9 thoughts on “2020. Change is in the Wind | Bruce Fraser | Power Charting

  1. I'm always very impressed by your presentations. First of all the quiet and thorough explanation of your charts, analysis and conclusions but of course then come the messages and how well you make your case, always measured and respectful towards the markets. You'r presenting sometimes bold prognostications (which usually happens to become true as far as I can follow you) but you never sound like one of these excited market gurus that appear on stages. Thank you very much for taking the time to share your insights and I wish you well for the coming year! I'm hoping for regular updates on this site …

  2. 8:13 I wonder why this count is not from O to O, usually you count from an O to an O? And I also wonder why you did not take the previous big lag down of O's into consideration. Are you holding seminars where I can ask this kind of questions?

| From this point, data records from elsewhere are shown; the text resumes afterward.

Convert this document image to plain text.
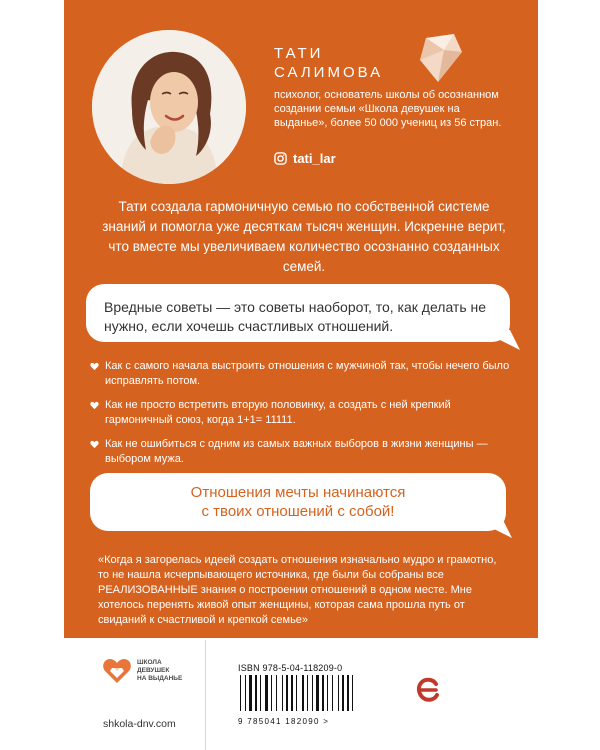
ТАТИ
САЛИМОВА
психолог, основатель школы об осознанном создании семьи «Школа девушек на выданье», более 50 000 учениц из 56 стран.
tati_lar
Тати создала гармоничную семью по собственной системе знаний и помогла уже десяткам тысяч женщин. Искренне верит, что вместе мы увеличиваем количество осознанно созданных семей.
Вредные советы — это советы наоборот, то, как делать не нужно, если хочешь счастливых отношений.
Как с самого начала выстроить отношения с мужчиной так, чтобы нечего было исправлять потом.
Как не просто встретить вторую половинку, а создать с ней крепкий гармоничный союз, когда 1+1= 11111.
Как не ошибиться с одним из самых важных выборов в жизни женщины — выбором мужа.
Отношения мечты начинаются
с твоих отношений с собой!
«Когда я загорелась идеей создать отношения изначально мудро и грамотно, то не нашла исчерпывающего источника, где были бы собраны все РЕАЛИЗОВАННЫЕ знания о построении отношений в одном месте. Мне хотелось перенять живой опыт женщины, которая сама прошла путь от свиданий к счастливой и крепкой семье»
ШКОЛА
ДЕВУШЕК
НА ВЫДАНЬЕ
shkola-dnv.com
ISBN 978-5-04-118209-0
9 785041 182090 >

  3. I want to thank you for putting these videos out. My charting skills are good but not to this level. I say that because you have an ability to find and address all those little mental notes that add up during the week and explain them through charts in a coherent and meaningful way. For example when the charts have been pointing to drops that don’t materialize or are much smaller than expected I’ve been puzzled, but re-accumulation makes perfect sense. So thank you. I look forward to your next video.

  4. Excellent presentation. The polls I have seen does not suggest an overly positive sentiment, with bears balancing the bulls in a recent poll of big investors. I would not believe CNN in any info they give.